The law of gravity aside, and not to mention the second law of thermodynamics, there is nothing preventing us from viewing the problem as rain flying up from rain gauges on the ground and reconstituting itself as clouds. Hence we can introduce a reverse direction and consider a bidirectional RNN:
A separate class of architectures imagines predictors situated across the time dimension at the top of the network, each with a unique view to the past and the future. In this scenario we pool together the outputs from the entire hidden layer to obtain a consensus prediction:
Finally, there are all manner of enhancements one can employ to create a deep network such as stacking and inserting dense layers between stacks and at the top of the network (see Pascanu et al.). In addition to these I included a linear layer to reduce the dimension of the feature vectors from 22 to 16, in part to guard against overfitting and partly because the models were beginning to take too long to train (see below):
I actually started out with Long-Short Term Memory (LSTM) units but, in order to reduce the training time, switched to ordinary RNNs with fully connected layers, which turned out to be just as effective. My guess is that the advantages of LSTMs are only really apparent for much longer sequences than the radar sequences in this competition.
The final structural idea was to pass the top layer of the network, or perhaps the input layer itself, through a set of 1D convolutional and pooling layers. The motivation for this, other than the irresistable urge to throw the neural network equivalent of the kitchen sink at any and every problem, was the notion of temporal invariance—that the rain collecting in gauges should contribute the same amount to the hourly total regardless of when in the hour it actually entered the rain gauge. In my half-hearted attempt at this, my models unfortunately performed worse and I promptly abandoned it.
Nonlinearities
I used ReLUs throughout with varying amounts of leakiness in the range 0.0-0.5. The goal was not to optimise this hyperparameter but to increase the variance in the final ensemble of models. Nevertheless I did find that using the original ReLU with no leakiness often resulted in very poor convergence behaviours (i.e. no improvement at all).
Training
Local validation
I began by splitting off 20% of the training set into a stratified (with respect to the number of radar observations) validation holdout set. I soon began to distrust my setup as some models were severely overfitting on the public leaderboard despite improving local validation scores. By the end of the competition I was training my models using the entire training set and relying on the very limited number of public test submissions (two per day) to validate the models, which is exactly what one is often discouraged from doing! Due to the nature of the training and test sets in this competition (see above), I believe it was the right thing to do.
Training procedure
I used stochastic gradient descent (SGD) with the Adadelta update rule with a learning rate decay.

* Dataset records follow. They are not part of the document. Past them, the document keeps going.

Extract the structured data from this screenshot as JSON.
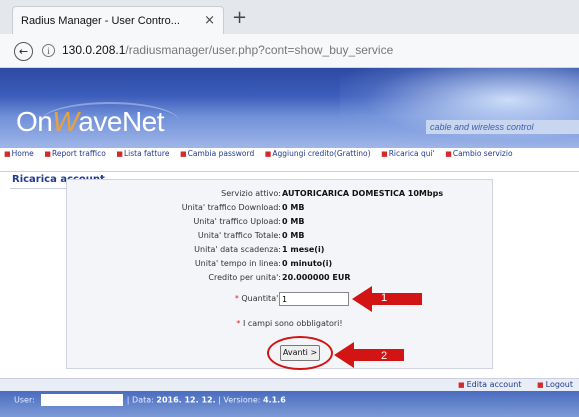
{
  "browser": {
    "tab_title": "Radius Manager - User Contro...",
    "tab_close": "×",
    "new_tab": "+",
    "back": "←",
    "info": "i",
    "url_host": "130.0.208.1",
    "url_path": "/radiusmanager/user.php?cont=show_buy_service"
  },
  "banner": {
    "logo_pre": "On",
    "logo_w": "W",
    "logo_post": "aveNet",
    "tagline": "cable and wireless control"
  },
  "menu": {
    "items": [
      "Home",
      "Report traffico",
      "Lista fatture",
      "Cambia password",
      "Aggiungi credito(Grattino)",
      "Ricarica qui'",
      "Cambio servizio"
    ]
  },
  "section_title": "Ricarica account",
  "form": {
    "rows": [
      {
        "label": "Servizio attivo:",
        "value": "AUTORICARICA DOMESTICA 10Mbps"
      },
      {
        "label": "Unita' traffico Download:",
        "value": "0 MB"
      },
      {
        "label": "Unita' traffico Upload:",
        "value": "0 MB"
      },
      {
        "label": "Unita' traffico Totale:",
        "value": "0 MB"
      },
      {
        "label": "Unita' data scadenza:",
        "value": "1 mese(i)"
      },
      {
        "label": "Unita' tempo in linea:",
        "value": "0 minuto(i)"
      },
      {
        "label": "Credito per unita':",
        "value": "20.000000 EUR"
      }
    ],
    "quantity_asterisk": "*",
    "quantity_label": "Quantita':",
    "quantity_value": "1",
    "required_asterisk": "*",
    "required_note": "I campi sono obbligatori!",
    "submit_label": "Avanti >"
  },
  "annotations": {
    "arrow1_number": "1",
    "arrow2_number": "2",
    "color": "#d21414"
  },
  "footer": {
    "edit_account": "Edita account",
    "logout": "Logout",
    "user_label": "User:",
    "data_label": "Data:",
    "data_value": "2016. 12. 12.",
    "separator": "|",
    "version_label": "Versione:",
    "version_value": "4.1.6"
  }
}
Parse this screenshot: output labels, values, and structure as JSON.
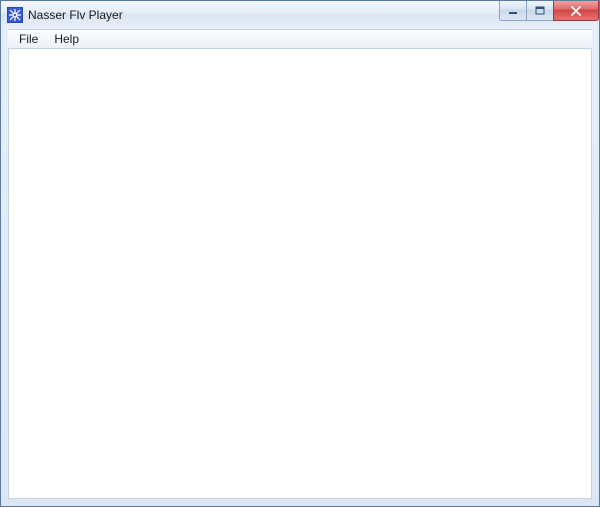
{
  "window": {
    "title": "Nasser Flv Player"
  },
  "menubar": {
    "items": [
      {
        "label": "File"
      },
      {
        "label": "Help"
      }
    ]
  }
}
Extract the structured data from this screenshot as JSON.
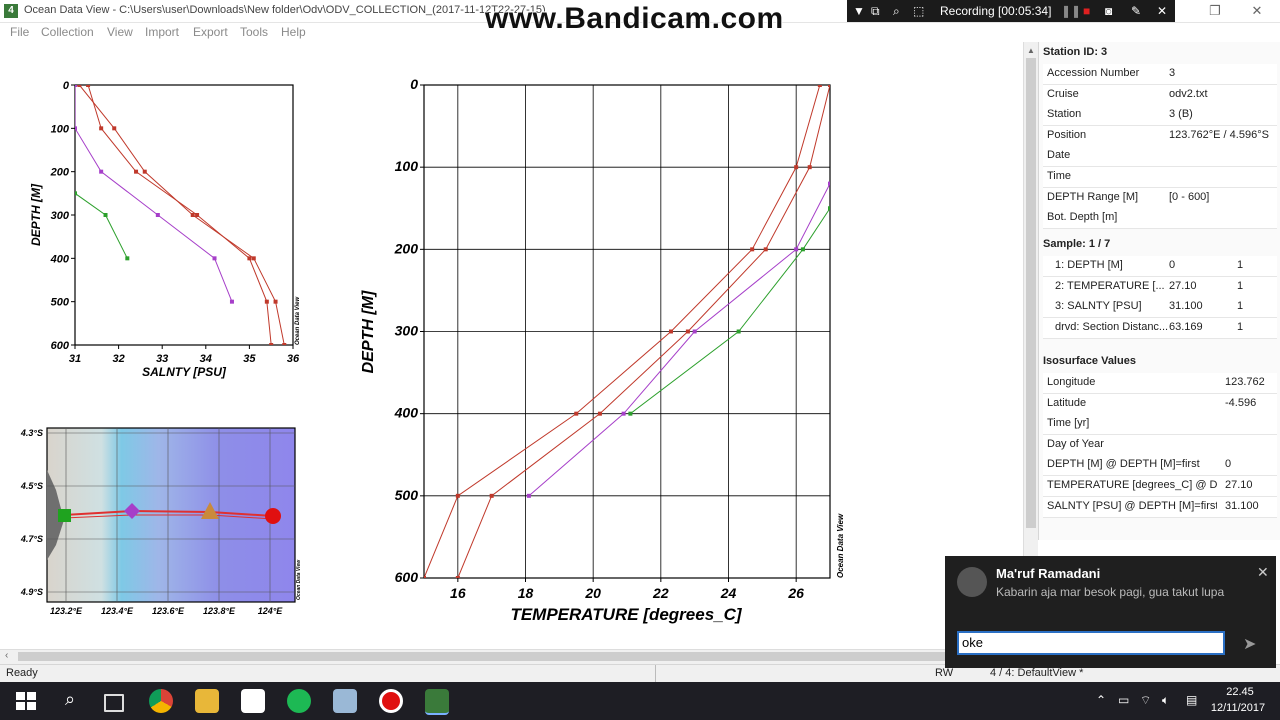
{
  "window": {
    "title": "Ocean Data View - C:\\Users\\user\\Downloads\\New folder\\Odv\\ODV_COLLECTION_(2017-11-12T22-27-15)",
    "app_icon": "4",
    "watermark": "www.Bandicam.com"
  },
  "recorder": {
    "label": "Recording [00:05:34]"
  },
  "menu": [
    "File",
    "Collection",
    "View",
    "Import",
    "Export",
    "Tools",
    "Help"
  ],
  "plots": {
    "salinity": {
      "ylabel": "DEPTH [M]",
      "xlabel": "SALNTY [PSU]",
      "watermark": "Ocean Data View",
      "xticks": [
        "31",
        "32",
        "33",
        "34",
        "35",
        "36"
      ],
      "yticks": [
        "0",
        "100",
        "200",
        "300",
        "400",
        "500",
        "600"
      ]
    },
    "temperature": {
      "ylabel": "DEPTH [M]",
      "xlabel": "TEMPERATURE [degrees_C]",
      "watermark": "Ocean Data View",
      "xticks": [
        "16",
        "18",
        "20",
        "22",
        "24",
        "26"
      ],
      "yticks": [
        "0",
        "100",
        "200",
        "300",
        "400",
        "500",
        "600"
      ]
    },
    "map": {
      "watermark": "Ocean Data View",
      "lat_ticks": [
        "4.3°S",
        "4.5°S",
        "4.7°S",
        "4.9°S"
      ],
      "lon_ticks": [
        "123.2°E",
        "123.4°E",
        "123.6°E",
        "123.8°E",
        "124°E"
      ]
    }
  },
  "chart_data": [
    {
      "type": "line",
      "xlabel": "SALNTY [PSU]",
      "ylabel": "DEPTH [M]",
      "xlim": [
        31,
        36
      ],
      "ylim": [
        600,
        0
      ],
      "series": [
        {
          "color": "#c0392b",
          "x": [
            31.1,
            31.9,
            32.6,
            33.7,
            35.1,
            35.6,
            35.8
          ],
          "y": [
            0,
            100,
            200,
            300,
            400,
            500,
            600
          ]
        },
        {
          "color": "#c0392b",
          "x": [
            31.3,
            31.6,
            32.4,
            33.8,
            35.0,
            35.4,
            35.5
          ],
          "y": [
            0,
            100,
            200,
            300,
            400,
            500,
            600
          ]
        },
        {
          "color": "#a63fc9",
          "x": [
            31.0,
            31.0,
            31.6,
            32.9,
            34.2,
            34.6
          ],
          "y": [
            0,
            100,
            200,
            300,
            400,
            500
          ]
        },
        {
          "color": "#2ca02c",
          "x": [
            31.0,
            31.7,
            32.2
          ],
          "y": [
            250,
            300,
            400
          ]
        }
      ]
    },
    {
      "type": "line",
      "xlabel": "TEMPERATURE [degrees_C]",
      "ylabel": "DEPTH [M]",
      "xlim": [
        15,
        27
      ],
      "ylim": [
        600,
        0
      ],
      "series": [
        {
          "color": "#c0392b",
          "x": [
            26.7,
            26.0,
            24.7,
            22.3,
            19.5,
            16.0,
            15.0
          ],
          "y": [
            0,
            100,
            200,
            300,
            400,
            500,
            600
          ]
        },
        {
          "color": "#c0392b",
          "x": [
            27.0,
            26.4,
            25.1,
            22.8,
            20.2,
            17.0,
            16.0
          ],
          "y": [
            0,
            100,
            200,
            300,
            400,
            500,
            600
          ]
        },
        {
          "color": "#a63fc9",
          "x": [
            27.0,
            26.0,
            23.0,
            20.9,
            18.1
          ],
          "y": [
            120,
            200,
            300,
            400,
            500
          ]
        },
        {
          "color": "#2ca02c",
          "x": [
            27.0,
            26.2,
            24.3,
            21.1
          ],
          "y": [
            150,
            200,
            300,
            400
          ]
        }
      ]
    }
  ],
  "panel": {
    "station_title": "Station ID: 3",
    "station_rows": [
      {
        "k": "Accession Number",
        "v": "3"
      },
      {
        "k": "Cruise",
        "v": "odv2.txt"
      },
      {
        "k": "Station",
        "v": "3 (B)"
      },
      {
        "k": "Position",
        "v": "123.762°E / 4.596°S"
      },
      {
        "k": "Date",
        "v": ""
      },
      {
        "k": "Time",
        "v": ""
      },
      {
        "k": "DEPTH Range [M]",
        "v": "[0 - 600]"
      },
      {
        "k": "Bot. Depth [m]",
        "v": ""
      }
    ],
    "sample_title": "Sample: 1 / 7",
    "sample_rows": [
      {
        "k": "1: DEPTH [M]",
        "v": "0",
        "c": "1"
      },
      {
        "k": "2: TEMPERATURE [...",
        "v": "27.10",
        "c": "1"
      },
      {
        "k": "3: SALNTY [PSU]",
        "v": "31.100",
        "c": "1"
      },
      {
        "k": "drvd: Section Distanc...",
        "v": "63.169",
        "c": "1"
      }
    ],
    "iso_title": "Isosurface Values",
    "iso_rows": [
      {
        "k": "Longitude",
        "v": "123.762"
      },
      {
        "k": "Latitude",
        "v": "-4.596"
      },
      {
        "k": "Time [yr]",
        "v": ""
      },
      {
        "k": "Day of Year",
        "v": ""
      },
      {
        "k": "DEPTH [M] @ DEPTH [M]=first",
        "v": "0"
      },
      {
        "k": "TEMPERATURE [degrees_C] @ D...",
        "v": "27.10"
      },
      {
        "k": "SALNTY [PSU] @ DEPTH [M]=first",
        "v": "31.100"
      }
    ]
  },
  "status": {
    "left": "Ready",
    "rw": "RW",
    "view": "4 / 4: DefaultView *"
  },
  "notification": {
    "sender": "Ma'ruf Ramadani",
    "message": "Kabarin aja mar besok pagi, gua takut lupa",
    "reply_value": "oke"
  },
  "taskbar": {
    "time": "22.45",
    "date": "12/11/2017"
  }
}
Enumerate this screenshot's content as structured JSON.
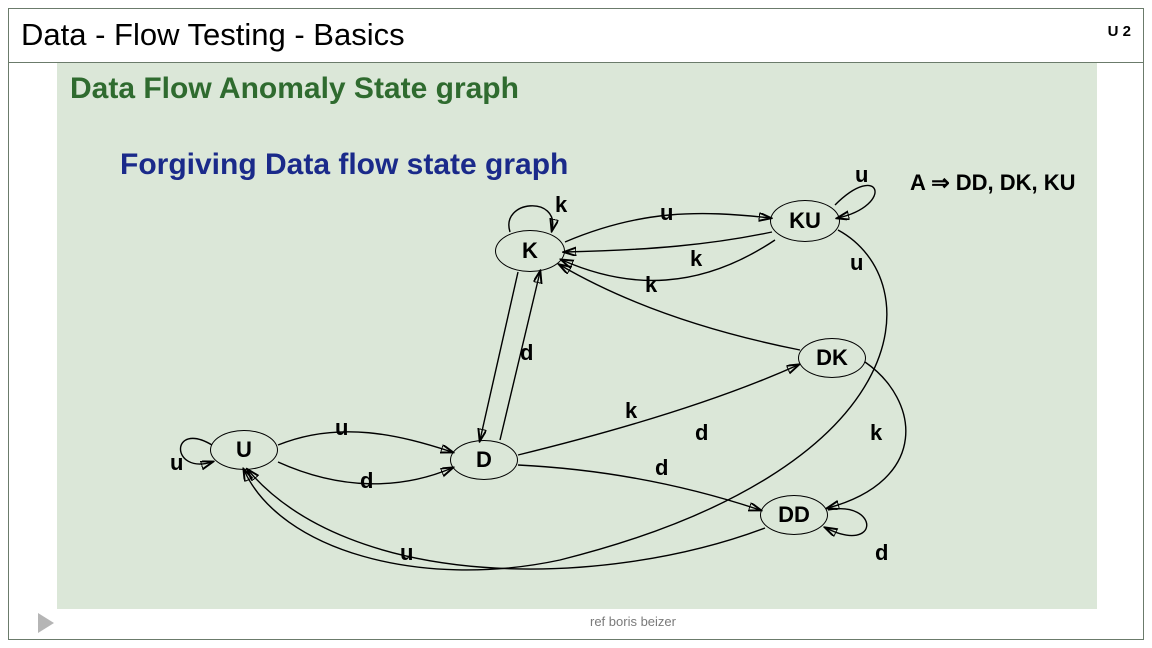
{
  "header": {
    "title": "Data - Flow Testing   -   Basics",
    "unit": "U 2"
  },
  "subtitle": "Data Flow Anomaly State graph",
  "heading3": "Forgiving Data flow state graph",
  "anomaly": {
    "prefix": "A",
    "arrow": "⇒",
    "list": "DD, DK, KU"
  },
  "nodes": {
    "K": "K",
    "KU": "KU",
    "DK": "DK",
    "D": "D",
    "U": "U",
    "DD": "DD"
  },
  "edges": {
    "k_top": "k",
    "u_KtoKU": "u",
    "u_KUloop": "u",
    "k_KUtoK_upper": "k",
    "k_KUtoK_lower": "k",
    "u_KUtoU": "u",
    "d_KtoD": "d",
    "k_DtoK": "k",
    "d_DtoDK": "d",
    "k_DKtoK": "k",
    "u_UtoD": "u",
    "d_UtoD": "d",
    "d_DtoDD": "d",
    "u_Uloop": "u",
    "u_DDtoU": "u",
    "d_DDloop": "d",
    "DK_label": "DK"
  },
  "footer": {
    "ref": "ref boris beizer"
  },
  "colors": {
    "panel": "#dbe7d8",
    "subtitle": "#2f6b2f",
    "heading": "#1a2a8a"
  }
}
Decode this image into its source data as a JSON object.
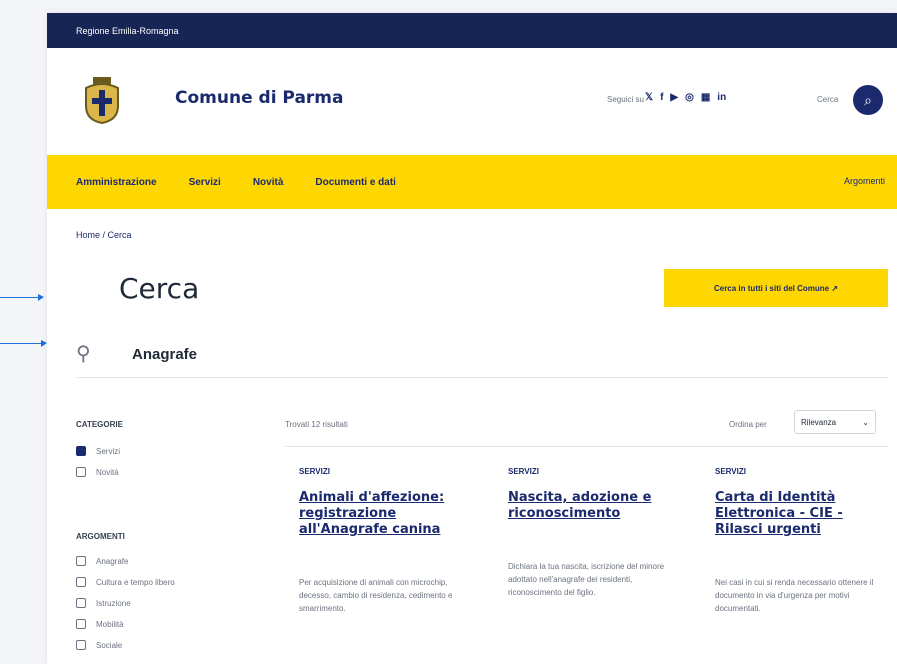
{
  "topbar": {
    "text": "Regione Emilia-Romagna"
  },
  "header": {
    "site_name": "Comune di Parma",
    "follow_label": "Seguici su",
    "social": [
      "𝕏",
      "f",
      "▶",
      "◎",
      "▦",
      "in"
    ],
    "search_label": "Cerca"
  },
  "nav": {
    "items": [
      "Amministrazione",
      "Servizi",
      "Novità",
      "Documenti e dati"
    ],
    "right": "Argomenti"
  },
  "breadcrumb": "Home / Cerca",
  "page_title": "Cerca",
  "cta_label": "Cerca in tutti i siti del Comune ↗",
  "search": {
    "query": "Anagrafe"
  },
  "filters": {
    "group1_title": "CATEGORIE",
    "group1_options": [
      {
        "label": "Servizi",
        "checked": true
      },
      {
        "label": "Novità",
        "checked": false
      }
    ],
    "group2_title": "ARGOMENTI",
    "group2_options": [
      {
        "label": "Anagrafe",
        "checked": false
      },
      {
        "label": "Cultura e tempo libero",
        "checked": false
      },
      {
        "label": "Istruzione",
        "checked": false
      },
      {
        "label": "Mobilità",
        "checked": false
      },
      {
        "label": "Sociale",
        "checked": false
      }
    ]
  },
  "results": {
    "count": "Trovati 12 risultati",
    "sort_label": "Ordina per",
    "sort_value": "Rilevanza",
    "cards": [
      {
        "category": "SERVIZI",
        "title": "Animali d'affezione: registrazione all'Anagrafe canina",
        "desc": "Per acquisizione di animali con microchip, decesso, cambio di residenza, cedimento e smarrimento."
      },
      {
        "category": "SERVIZI",
        "title": "Nascita, adozione e riconoscimento",
        "desc": "Dichiara la tua nascita, iscrizione del minore adottato nell'anagrafe dei residenti, riconoscimento del figlio."
      },
      {
        "category": "SERVIZI",
        "title": "Carta di Identità Elettronica - CIE - Rilasci urgenti",
        "desc": "Nei casi in cui si renda necessario ottenere il documento in via d'urgenza per motivi documentati."
      }
    ]
  },
  "colors": {
    "navy": "#172554",
    "brand": "#1a2a6c",
    "accent": "#ffd700"
  }
}
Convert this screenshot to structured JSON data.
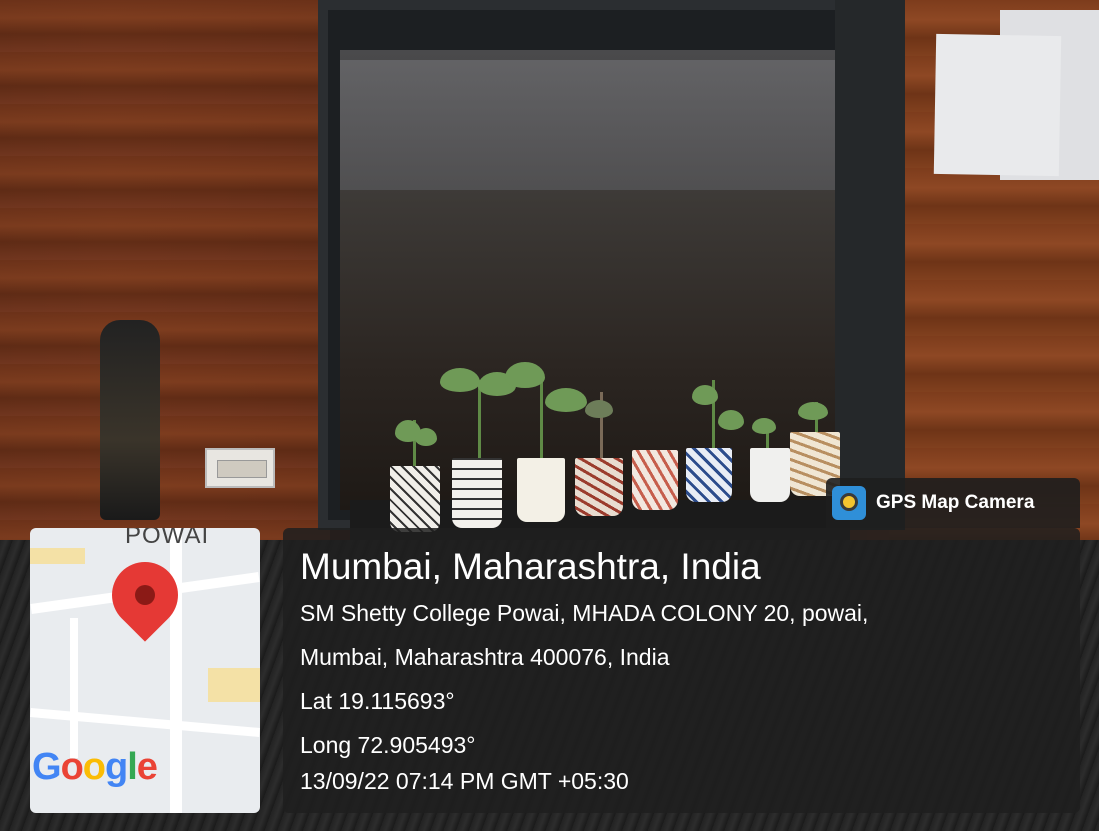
{
  "overlay": {
    "badge_label": "GPS Map Camera",
    "location_title": "Mumbai, Maharashtra, India",
    "address_line_1": "SM Shetty College Powai, MHADA COLONY 20, powai,",
    "address_line_2": "Mumbai, Maharashtra 400076, India",
    "latitude": "Lat 19.115693°",
    "longitude": "Long 72.905493°",
    "timestamp": "13/09/22 07:14 PM GMT +05:30"
  },
  "map": {
    "area_label": "POWAI",
    "google_logo": "Google",
    "pin_color": "#e53935",
    "pin_icon": "map-pin-icon"
  },
  "badge_icon": "gps-map-camera-icon"
}
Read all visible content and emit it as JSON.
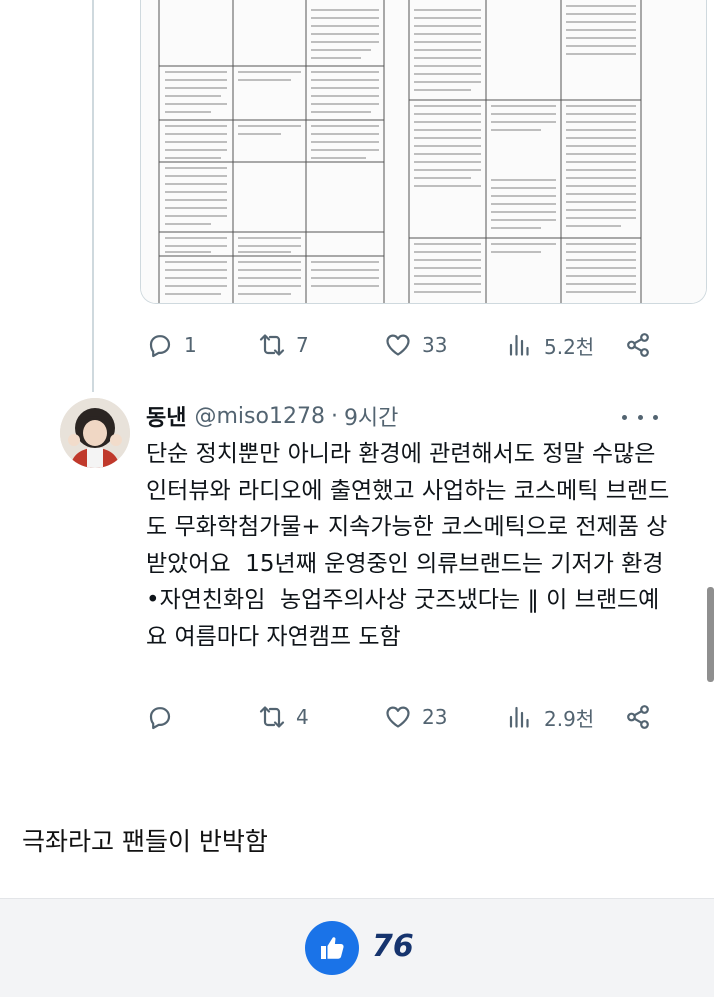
{
  "quoted_tweet": {
    "stats": {
      "replies": "1",
      "retweets": "7",
      "likes": "33",
      "views": "5.2천"
    }
  },
  "reply_tweet": {
    "display_name": "동낸",
    "handle": "@miso1278",
    "separator": "·",
    "time": "9시간",
    "text": "단순 정치뿐만 아니라 환경에 관련해서도 정말 수많은 인터뷰와 라디오에 출연했고 사업하는 코스메틱 브랜드도 무화학첨가물+ 지속가능한 코스메틱으로 전제품 상받았어요  15년째 운영중인 의류브랜드는 기저가 환경•자연친화임  농업주의사상 굿즈냈다는 ‖ 이 브랜드예요 여름마다 자연캠프 도함",
    "stats": {
      "replies": "",
      "retweets": "4",
      "likes": "23",
      "views": "2.9천"
    }
  },
  "caption": "극좌라고 팬들이 반박함",
  "post_like": {
    "count": "76"
  },
  "icons": {
    "reply": "reply-icon",
    "retweet": "retweet-icon",
    "like": "heart-icon",
    "views": "views-icon",
    "share": "share-icon",
    "more": "more-icon",
    "thumbs_up": "thumbs-up-icon"
  },
  "colors": {
    "icon_gray": "#536471",
    "text": "#0f1419",
    "like_button": "#1a73e8",
    "like_count": "#16346e",
    "footer_bg": "#f3f4f6"
  }
}
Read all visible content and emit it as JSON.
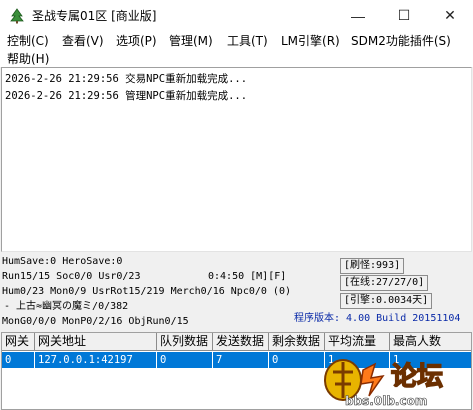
{
  "window": {
    "title": "圣战专属01区 [商业版]",
    "controls": {
      "minimize": "—",
      "maximize": "☐",
      "close": "✕"
    }
  },
  "menu": {
    "items": [
      "控制(C)",
      "查看(V)",
      "选项(P)",
      "管理(M)",
      "工具(T)",
      "LM引擎(R)",
      "SDM2功能插件(S)",
      "帮助(H)"
    ]
  },
  "log": {
    "lines": [
      "2026-2-26 21:29:56 交易NPC重新加载完成...",
      "2026-2-26 21:29:56 管理NPC重新加载完成..."
    ]
  },
  "status": {
    "hum_save": "HumSave:0 HeroSave:0",
    "run": "Run15/15 Soc0/0 Usr0/23",
    "time": "0:4:50 [M][F]",
    "refresh": "[刷怪:993]",
    "hum": "Hum0/23 Mon0/9 UsrRot15/219 Merch0/16 Npc0/0 (0)",
    "online": "[在线:27/27/0]",
    "map": "- 上古≈幽冥の魔ミ/0/382",
    "engine": "[引擎:0.0034天]",
    "mongo": "MonG0/0/0 MonP0/2/16 ObjRun0/15",
    "version": "程序版本: 4.00 Build 20151104"
  },
  "grid": {
    "headers": [
      "网关",
      "网关地址",
      "队列数据",
      "发送数据",
      "剩余数据",
      "平均流量",
      "最高人数"
    ],
    "rows": [
      [
        "0",
        "127.0.0.1:42197",
        "0",
        "7",
        "0",
        "1",
        "1"
      ]
    ]
  },
  "watermark": {
    "text": "论坛",
    "url": "bbs.0lb.com"
  },
  "colors": {
    "selection": "#0078d7",
    "version_text": "#0a2aa8"
  }
}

I employed mini-batches of size 64 throughout; I found that the models performed consistently worse for sizes of 128 and higher, possibly because the probability of having mini-batches without any of the extreme outliers became very small. I did not get the time to properly investigate this.
Each model was trained over approximately 60 epochs and, depending on the size of the model, the training times ranged from one to five days per model.
Initialisation
Most of the models used the default weight initialisation settings of the Lasagne layer classes. Towards the end of the competition I experimented with the normalized-positive definite weight matrix initialisations proposed in Talathi et al. but found no significant effect on the performances.
Regularisation
My biggest surprise was that implementing dropout resulted in consistently poorer results, contrary to what had been reported by many others, such as in Zaremba et al.. I tried many combinations, including varying the dropout percentage and implementing it only at the top and/or bottom of the network, all without success. This is in stark contrast to the effectiveness of dropout when employed in the fully connected layers of CNN architectures.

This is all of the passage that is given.